P. Marie, eine ehemalige Sexarbeiterin, sagte: "Es hilft mir als Individuum, wenn ich sehe, dass eine schwarze Frau sich schön fühlt und das mit der Welt teilt - um die Menschen daran zu erinnern, dass wir schön, begehrenswert, weiblich und stark SIND, was genau das ist, was Laverne Cox glücklicherweise für uns getan hat."
Murphy sieht Cox' Nacktbild als entwürdigend an, da Bilder von schwarzen Frauen oft als entwürdigend, sexuell und ekelhaft empfunden werden. P. Marie hingegen sagt: "Wenn es um sexualisierte Bilder von uns geht, geht es für mich nur um Macht! Haben wir zugestimmt? Werden wir respektiert? Ist das unsere Entscheidung? Ist das eine Ansammlung von Körperteilen oder ausgelöschte Menschlichkeit?"

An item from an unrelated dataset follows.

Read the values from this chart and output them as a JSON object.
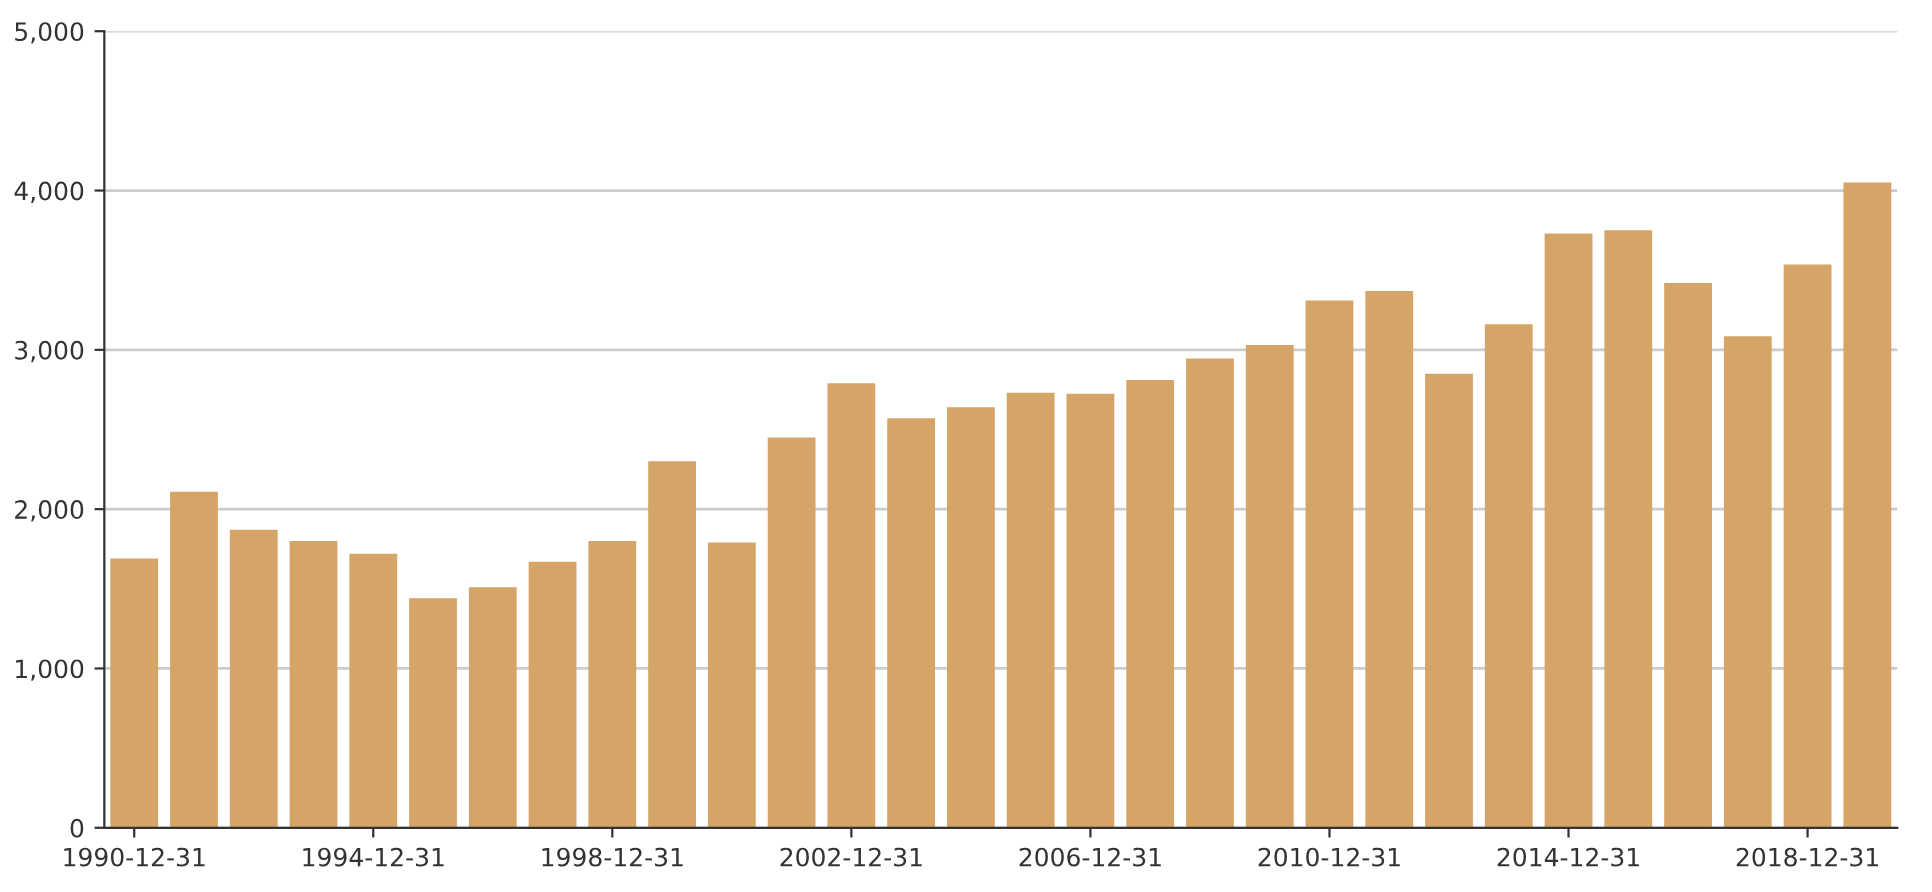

Murphy sieht in Cox' Bild keine Menschlichkeit, sondern nur eine transsexuelle, schwarze Frau, die allein aufgrund der Tatsache, dass sie transsexuell ist, keine Handlungsfähigkeit besitzt. Aber wenn man sich das Bild anschaut, ist das Auffälligste an dem Bild seine Eindeutigkeit und Individualität. Murphy behauptet, das Bild sei zu perfekt; tatsächlich aber ist das Bild als Modefoto bemerkenswert, weil es die Bereitschaft zeigt, die "Unvollkommenheit" der Porträtierten zu akzeptieren und zu feiern.
Cox ist nicht fashion-model-dünn. Sie ist auch nicht modellhaft-zierlich oder gertenschlank. Sie hat sehr große Hände, die nicht versteckt, sondern kühn zur Schau gestellt werden. Auf dem Foto liegt Cox auf einer Decke; ihr Körper ist eher angespannt als entspannt, ihr Kopf liegt in einer großen, kräftigen Hand, die Augen sind geschlossen, ein leichtes Lächeln liegt auf ihrem Gesicht - als ob es ihr ein wenig peinlich wäre und sie sich darüber amüsiert, dass es ihr peinlich ist. Sie ist üppig und unbeholfen und süß zugleich. In ihrer gleichzeitigen Freude und ihrem Unbehagen vor der Kamera wirkt sie in der offenkundig inszenierten Pose verblüffend natürlich - und schön.